Parents can spend more time with their children. Perhaps deprogram them from the extreme environmentalism, the “diversity is more important than anything”  and “America is an evil place with a depraved history” propaganda constantly poured in their ears by schools. With luck, some parents will take advantage of this time to educate the kids about the proud history of a nation we are all sacrificing so much to preserve.

*Note: Opinions expressed by columnists and letter writers are those of the writers and not necessarily those of the newspaper.

4 responses to “Days of vinegar and thorns”

  1. Dave says:

    Great commentary!

  2. larry markey says:

    Well said, Mr. David!

  3. Ray Flores says:

    Enough of the name calling and biased reporting!
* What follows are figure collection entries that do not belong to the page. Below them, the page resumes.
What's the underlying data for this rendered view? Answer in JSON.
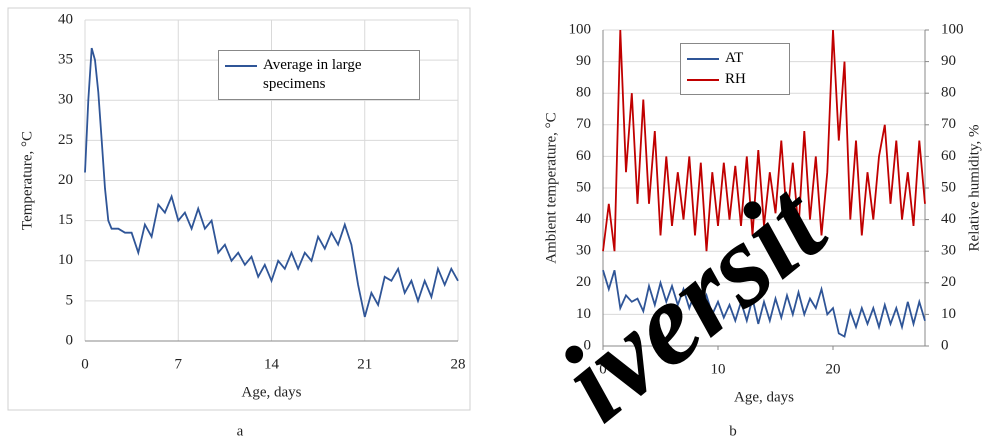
{
  "chart_data": [
    {
      "type": "line",
      "caption": "a",
      "xlabel": "Age, days",
      "ylabel": "Temperature, °C",
      "x": [
        0,
        0.25,
        0.5,
        0.75,
        1,
        1.25,
        1.5,
        1.75,
        2,
        2.5,
        3,
        3.5,
        4,
        4.5,
        5,
        5.5,
        6,
        6.5,
        7,
        7.5,
        8,
        8.5,
        9,
        9.5,
        10,
        10.5,
        11,
        11.5,
        12,
        12.5,
        13,
        13.5,
        14,
        14.5,
        15,
        15.5,
        16,
        16.5,
        17,
        17.5,
        18,
        18.5,
        19,
        19.5,
        20,
        20.5,
        21,
        21.5,
        22,
        22.5,
        23,
        23.5,
        24,
        24.5,
        25,
        25.5,
        26,
        26.5,
        27,
        27.5,
        28
      ],
      "series": [
        {
          "name": "Average in large specimens",
          "color": "#2f5597",
          "values": [
            21,
            30,
            36.5,
            35,
            31,
            25,
            19,
            15,
            14,
            14,
            13.5,
            13.5,
            11,
            14.5,
            13,
            17,
            16,
            18,
            15,
            16,
            14,
            16.5,
            14,
            15,
            11,
            12,
            10,
            11,
            9.5,
            10.5,
            8,
            9.5,
            7.5,
            10,
            9,
            11,
            9,
            11,
            10,
            13,
            11.5,
            13.5,
            12,
            14.5,
            12,
            7,
            3,
            6,
            4.5,
            8,
            7.5,
            9,
            6,
            7.5,
            5,
            7.5,
            5.5,
            9,
            7,
            9,
            7.5
          ]
        }
      ],
      "xlim": [
        0,
        28
      ],
      "xticks": [
        0,
        7,
        14,
        21,
        28
      ],
      "ylim": [
        0,
        40
      ],
      "yticks": [
        0,
        5,
        10,
        15,
        20,
        25,
        30,
        35,
        40
      ],
      "grid": true,
      "legend": "top-right"
    },
    {
      "type": "line",
      "caption": "b",
      "xlabel": "Age, days",
      "ylabel": "Ambient temperature, °C",
      "y2label": "Relative humidity, %",
      "x": [
        0,
        0.5,
        1,
        1.5,
        2,
        2.5,
        3,
        3.5,
        4,
        4.5,
        5,
        5.5,
        6,
        6.5,
        7,
        7.5,
        8,
        8.5,
        9,
        9.5,
        10,
        10.5,
        11,
        11.5,
        12,
        12.5,
        13,
        13.5,
        14,
        14.5,
        15,
        15.5,
        16,
        16.5,
        17,
        17.5,
        18,
        18.5,
        19,
        19.5,
        20,
        20.5,
        21,
        21.5,
        22,
        22.5,
        23,
        23.5,
        24,
        24.5,
        25,
        25.5,
        26,
        26.5,
        27,
        27.5,
        28
      ],
      "series": [
        {
          "name": "AT",
          "color": "#2f5597",
          "values": [
            24,
            18,
            24,
            12,
            16,
            14,
            15,
            11,
            19,
            13,
            20,
            14,
            19,
            13,
            18,
            12,
            17,
            11,
            16,
            10,
            14,
            9,
            13,
            8,
            14,
            8,
            15,
            7,
            14,
            8,
            15,
            9,
            16,
            10,
            17,
            10,
            15,
            12,
            18,
            10,
            12,
            4,
            3,
            11,
            6,
            12,
            7,
            12,
            6,
            13,
            7,
            12,
            6,
            14,
            7,
            14,
            8
          ]
        },
        {
          "name": "RH",
          "color": "#c00000",
          "axis": "y2",
          "values": [
            30,
            45,
            30,
            100,
            55,
            80,
            45,
            78,
            45,
            68,
            35,
            60,
            38,
            55,
            40,
            60,
            35,
            58,
            30,
            55,
            38,
            58,
            40,
            57,
            38,
            60,
            35,
            62,
            38,
            55,
            42,
            65,
            40,
            58,
            37,
            68,
            40,
            60,
            35,
            55,
            100,
            65,
            90,
            40,
            65,
            35,
            55,
            40,
            60,
            70,
            45,
            65,
            40,
            55,
            38,
            65,
            45
          ]
        }
      ],
      "xlim": [
        0,
        28
      ],
      "xticks": [
        0,
        10,
        20
      ],
      "ylim": [
        0,
        100
      ],
      "yticks": [
        0,
        10,
        20,
        30,
        40,
        50,
        60,
        70,
        80,
        90,
        100
      ],
      "y2lim": [
        0,
        100
      ],
      "y2ticks": [
        0,
        10,
        20,
        30,
        40,
        50,
        60,
        70,
        80,
        90,
        100
      ],
      "grid": true,
      "legend": "top-left"
    }
  ],
  "watermark": "iversit"
}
    The article on April 30th edition of the Roadrunner,Days of Vinegar and Thorns, and now in the Times-Advocate is about as unbiased as a heartattack!!! Another thing, why as a legitimate news journalist do you resort to name calling? I quote,”Obersturmführer Nathan Fletcher”, why not just Nathan Fletcher, or County Supervisor Nathan Fletcher? It makes you sound like someone with a chip on their shoulder. Am I really a fan of Nathan Fletcher? Not exactly, but I do realize that he is one of the current leaders trying to get us through this pandemic. A former Marine, I am compelled to be leave he does have some leadership skills, and being a leader does always make you a popular person. If one decides to stay in the shadows and not run for County Supervisor, why criticize someone who has? Unless you have some real answers to this pandemic you shouldn’t criticize. This disease is killing people, 76,000 and counting, and now our children are being affected. You may disagree with our local leaders, but they are leading from the front and not from the rear.

    Quote, “ Cultivate reliable news sources. Not just those that confirm your biases. There are reliable and truthful reporters you can find if you try. Local news? I humbly suggest your best bet is this newspaper.” Really? This article is again unbiased as a heartattack!
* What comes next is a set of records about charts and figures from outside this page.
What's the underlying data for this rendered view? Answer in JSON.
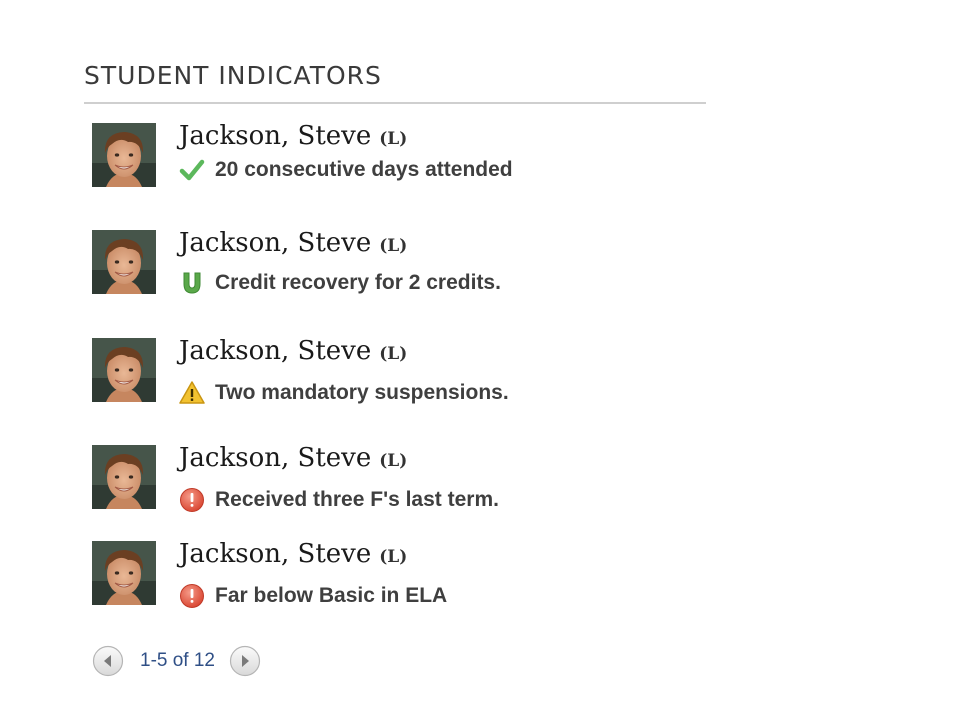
{
  "panel": {
    "title": "STUDENT INDICATORS"
  },
  "rows": [
    {
      "name": "Jackson, Steve",
      "tag": "(L)",
      "icon": "check-icon",
      "icon_color": "#5cb85c",
      "indicator": "20 consecutive days attended"
    },
    {
      "name": "Jackson, Steve",
      "tag": "(L)",
      "icon": "credit-recovery-icon",
      "icon_color": "#5aa84a",
      "indicator": "Credit recovery for 2 credits."
    },
    {
      "name": "Jackson, Steve",
      "tag": "(L)",
      "icon": "warning-icon",
      "icon_color": "#f2c230",
      "indicator": "Two mandatory suspensions."
    },
    {
      "name": "Jackson, Steve",
      "tag": "(L)",
      "icon": "alert-icon",
      "icon_color": "#e0533f",
      "indicator": "Received three F's last term."
    },
    {
      "name": "Jackson, Steve",
      "tag": "(L)",
      "icon": "alert-icon",
      "icon_color": "#e0533f",
      "indicator": "Far below Basic in ELA"
    }
  ],
  "pager": {
    "label": "1-5 of 12",
    "prev_icon": "prev-arrow-icon",
    "next_icon": "next-arrow-icon"
  }
}
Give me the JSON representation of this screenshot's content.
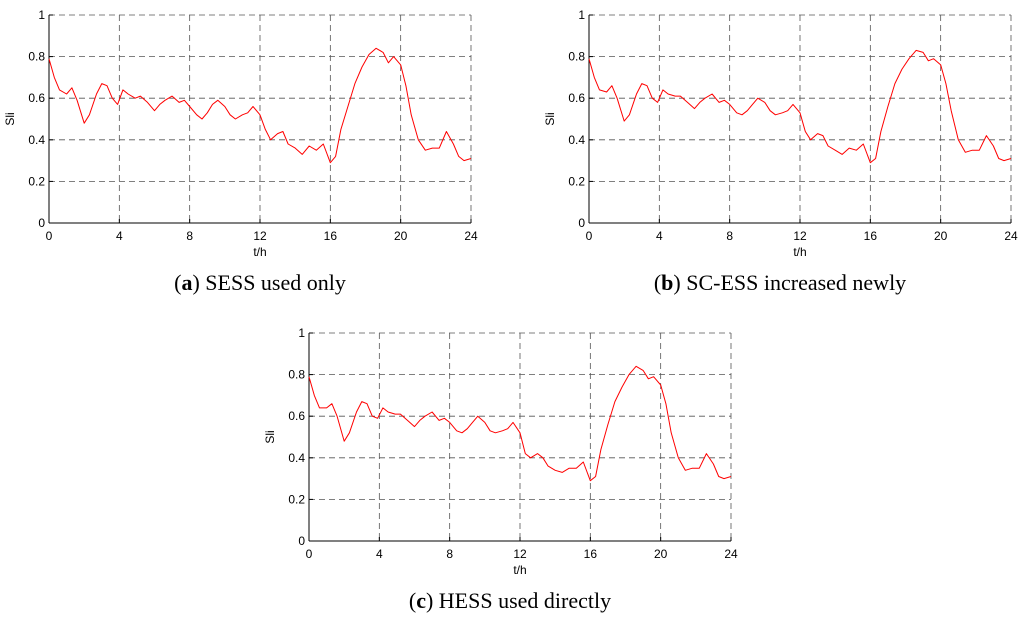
{
  "chart_data": [
    {
      "type": "line",
      "panel_letter": "a",
      "caption": "SESS used only",
      "xlabel": "t/h",
      "ylabel": "Sli",
      "xlim": [
        0,
        24
      ],
      "ylim": [
        0,
        1
      ],
      "xticks": [
        0,
        4,
        8,
        12,
        16,
        20,
        24
      ],
      "yticks": [
        0,
        0.2,
        0.4,
        0.6,
        0.8,
        1
      ],
      "ytick_labels": [
        "0",
        "0.2",
        "0.4",
        "0.6",
        "0.8",
        "1"
      ],
      "grid": true,
      "series": [
        {
          "color": "#ff0000",
          "x": [
            0,
            0.3,
            0.6,
            1,
            1.3,
            1.6,
            2,
            2.3,
            2.7,
            3,
            3.3,
            3.6,
            3.9,
            4.2,
            4.5,
            4.9,
            5.2,
            5.6,
            6,
            6.3,
            6.6,
            7,
            7.4,
            7.7,
            8,
            8.4,
            8.7,
            9,
            9.3,
            9.6,
            10,
            10.3,
            10.6,
            11,
            11.3,
            11.6,
            12,
            12.3,
            12.6,
            13,
            13.3,
            13.6,
            14,
            14.4,
            14.8,
            15.2,
            15.6,
            16,
            16.3,
            16.6,
            17,
            17.4,
            17.8,
            18.2,
            18.6,
            19,
            19.3,
            19.6,
            20,
            20.3,
            20.6,
            21,
            21.4,
            21.8,
            22.2,
            22.6,
            23,
            23.3,
            23.6,
            24
          ],
          "y": [
            0.79,
            0.7,
            0.64,
            0.62,
            0.65,
            0.59,
            0.48,
            0.52,
            0.62,
            0.67,
            0.66,
            0.6,
            0.57,
            0.64,
            0.62,
            0.6,
            0.61,
            0.58,
            0.54,
            0.57,
            0.59,
            0.61,
            0.58,
            0.59,
            0.56,
            0.52,
            0.5,
            0.53,
            0.57,
            0.59,
            0.56,
            0.52,
            0.5,
            0.52,
            0.53,
            0.56,
            0.52,
            0.45,
            0.4,
            0.43,
            0.44,
            0.38,
            0.36,
            0.33,
            0.37,
            0.35,
            0.38,
            0.29,
            0.32,
            0.45,
            0.56,
            0.67,
            0.75,
            0.81,
            0.84,
            0.82,
            0.77,
            0.8,
            0.76,
            0.66,
            0.52,
            0.4,
            0.35,
            0.36,
            0.36,
            0.44,
            0.38,
            0.32,
            0.3,
            0.31
          ]
        }
      ]
    },
    {
      "type": "line",
      "panel_letter": "b",
      "caption": "SC-ESS increased newly",
      "xlabel": "t/h",
      "ylabel": "Sli",
      "xlim": [
        0,
        24
      ],
      "ylim": [
        0,
        1
      ],
      "xticks": [
        0,
        4,
        8,
        12,
        16,
        20,
        24
      ],
      "yticks": [
        0,
        0.2,
        0.4,
        0.6,
        0.8,
        1
      ],
      "ytick_labels": [
        "0",
        "0.2",
        "0.4",
        "0.6",
        "0.8",
        "1"
      ],
      "grid": true,
      "series": [
        {
          "color": "#ff0000",
          "x": [
            0,
            0.3,
            0.6,
            1,
            1.3,
            1.6,
            2,
            2.3,
            2.7,
            3,
            3.3,
            3.6,
            3.9,
            4.2,
            4.5,
            4.9,
            5.2,
            5.6,
            6,
            6.3,
            6.6,
            7,
            7.4,
            7.7,
            8,
            8.4,
            8.7,
            9,
            9.3,
            9.6,
            10,
            10.3,
            10.6,
            11,
            11.3,
            11.6,
            12,
            12.3,
            12.6,
            13,
            13.3,
            13.6,
            14,
            14.4,
            14.8,
            15.2,
            15.6,
            16,
            16.3,
            16.6,
            17,
            17.4,
            17.8,
            18.2,
            18.6,
            19,
            19.3,
            19.6,
            20,
            20.3,
            20.6,
            21,
            21.4,
            21.8,
            22.2,
            22.6,
            23,
            23.3,
            23.6,
            24
          ],
          "y": [
            0.79,
            0.7,
            0.64,
            0.63,
            0.66,
            0.6,
            0.49,
            0.52,
            0.62,
            0.67,
            0.66,
            0.6,
            0.58,
            0.64,
            0.62,
            0.61,
            0.61,
            0.58,
            0.55,
            0.58,
            0.6,
            0.62,
            0.58,
            0.59,
            0.57,
            0.53,
            0.52,
            0.54,
            0.57,
            0.6,
            0.58,
            0.54,
            0.52,
            0.53,
            0.54,
            0.57,
            0.53,
            0.44,
            0.4,
            0.43,
            0.42,
            0.37,
            0.35,
            0.33,
            0.36,
            0.35,
            0.38,
            0.29,
            0.31,
            0.44,
            0.56,
            0.67,
            0.74,
            0.79,
            0.83,
            0.82,
            0.78,
            0.79,
            0.76,
            0.67,
            0.54,
            0.4,
            0.34,
            0.35,
            0.35,
            0.42,
            0.37,
            0.31,
            0.3,
            0.31
          ]
        }
      ]
    },
    {
      "type": "line",
      "panel_letter": "c",
      "caption": "HESS used directly",
      "xlabel": "t/h",
      "ylabel": "Sli",
      "xlim": [
        0,
        24
      ],
      "ylim": [
        0,
        1
      ],
      "xticks": [
        0,
        4,
        8,
        12,
        16,
        20,
        24
      ],
      "yticks": [
        0,
        0.2,
        0.4,
        0.6,
        0.8,
        1
      ],
      "ytick_labels": [
        "0",
        "0.2",
        "0.4",
        "0.6",
        "0.8",
        "1"
      ],
      "grid": true,
      "series": [
        {
          "color": "#ff0000",
          "x": [
            0,
            0.3,
            0.6,
            1,
            1.3,
            1.6,
            2,
            2.3,
            2.7,
            3,
            3.3,
            3.6,
            3.9,
            4.2,
            4.5,
            4.9,
            5.2,
            5.6,
            6,
            6.3,
            6.6,
            7,
            7.4,
            7.7,
            8,
            8.4,
            8.7,
            9,
            9.3,
            9.6,
            10,
            10.3,
            10.6,
            11,
            11.3,
            11.6,
            12,
            12.3,
            12.6,
            13,
            13.3,
            13.6,
            14,
            14.4,
            14.8,
            15.2,
            15.6,
            16,
            16.3,
            16.6,
            17,
            17.4,
            17.8,
            18.2,
            18.6,
            19,
            19.3,
            19.6,
            20,
            20.3,
            20.6,
            21,
            21.4,
            21.8,
            22.2,
            22.6,
            23,
            23.3,
            23.6,
            24
          ],
          "y": [
            0.79,
            0.7,
            0.64,
            0.64,
            0.66,
            0.6,
            0.48,
            0.52,
            0.62,
            0.67,
            0.66,
            0.6,
            0.59,
            0.64,
            0.62,
            0.61,
            0.61,
            0.58,
            0.55,
            0.58,
            0.6,
            0.62,
            0.58,
            0.59,
            0.57,
            0.53,
            0.52,
            0.54,
            0.57,
            0.6,
            0.57,
            0.53,
            0.52,
            0.53,
            0.54,
            0.57,
            0.52,
            0.42,
            0.4,
            0.42,
            0.4,
            0.36,
            0.34,
            0.33,
            0.35,
            0.35,
            0.38,
            0.29,
            0.31,
            0.44,
            0.56,
            0.67,
            0.74,
            0.8,
            0.84,
            0.82,
            0.78,
            0.79,
            0.75,
            0.66,
            0.52,
            0.4,
            0.34,
            0.35,
            0.35,
            0.42,
            0.37,
            0.31,
            0.3,
            0.31
          ]
        }
      ]
    }
  ]
}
    Quote, “I’ve been in the news business awhile. It has become second nature to spot badly sourced news and to do my own research when I read something that sounds funny (I don’t mean spoken by a clown, although that too is a good indication.) I can’t expect average readers to be that penetrating since, after all, they do have lives.“ I think you under estimate a lot of your readers. I think they’re much more intelligent than you think. I believe you have led a very, very sheltered life if you believe people don’t check things out for themselves. There is a whole world out there beyond Mt. Palomar, Escondido, and Valley Center. My advice, venture out, no guts no glory!

    “Three terms I have come to hate with the white hot passion of a thousand suns are: “social distancing,” “essential business” and “the new normal.” This is reality, not wishful thinking. There is truly an invisble Beast out there and the Beast is hungry. It doesn’t care who you are, it’s an equal opportunity killer. We should take precautions to protect everyone as much as possible, even meat cutters and food producers, their lives are as important as yours and mine.
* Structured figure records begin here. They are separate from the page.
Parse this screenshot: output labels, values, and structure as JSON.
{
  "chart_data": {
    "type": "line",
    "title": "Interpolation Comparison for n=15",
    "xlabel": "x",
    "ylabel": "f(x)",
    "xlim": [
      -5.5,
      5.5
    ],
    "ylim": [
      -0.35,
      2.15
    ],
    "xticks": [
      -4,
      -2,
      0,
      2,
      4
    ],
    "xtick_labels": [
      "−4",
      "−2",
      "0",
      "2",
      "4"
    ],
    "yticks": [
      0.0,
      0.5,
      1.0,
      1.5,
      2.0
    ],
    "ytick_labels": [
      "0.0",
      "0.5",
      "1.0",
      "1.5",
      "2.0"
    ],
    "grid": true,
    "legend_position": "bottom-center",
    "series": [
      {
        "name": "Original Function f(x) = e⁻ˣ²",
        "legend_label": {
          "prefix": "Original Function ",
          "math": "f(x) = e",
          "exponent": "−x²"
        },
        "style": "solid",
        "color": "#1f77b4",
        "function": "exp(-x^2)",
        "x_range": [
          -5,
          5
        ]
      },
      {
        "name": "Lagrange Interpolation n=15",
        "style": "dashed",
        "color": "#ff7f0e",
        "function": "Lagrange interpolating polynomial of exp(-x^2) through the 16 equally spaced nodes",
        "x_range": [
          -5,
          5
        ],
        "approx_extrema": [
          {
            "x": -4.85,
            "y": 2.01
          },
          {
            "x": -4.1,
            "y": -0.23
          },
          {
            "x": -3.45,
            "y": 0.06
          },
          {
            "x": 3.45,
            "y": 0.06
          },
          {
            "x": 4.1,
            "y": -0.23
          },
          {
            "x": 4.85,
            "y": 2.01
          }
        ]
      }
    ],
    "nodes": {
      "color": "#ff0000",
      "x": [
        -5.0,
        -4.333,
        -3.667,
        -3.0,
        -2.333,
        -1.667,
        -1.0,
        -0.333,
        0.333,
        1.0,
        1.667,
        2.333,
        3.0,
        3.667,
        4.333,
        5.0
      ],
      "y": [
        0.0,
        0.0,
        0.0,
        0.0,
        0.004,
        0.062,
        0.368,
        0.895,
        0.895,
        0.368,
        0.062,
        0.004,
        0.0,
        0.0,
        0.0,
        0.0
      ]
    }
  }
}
    I quote, “As for “essential business,” I want to find the bureaucrat who invented that term, and to whom it obviously does not apply, and ask him to publicly defend what about his job makes it “essential.” Somebody has to lead and sometimes it means protecting us from ourselves. California’s and San Diego County’s Covid-19 numbers are a heck of a lot better than other cities and states, and thats why we starting to inteligently open some business and start to get back to some type of normal. I hope we do it slowly, because the Beast is a live and it isn’t going away anytime soon. Please stay safe and healthy.

  4. Cynthia Wert says:

    Thank you! Balanced and truthful is a rare thing these days.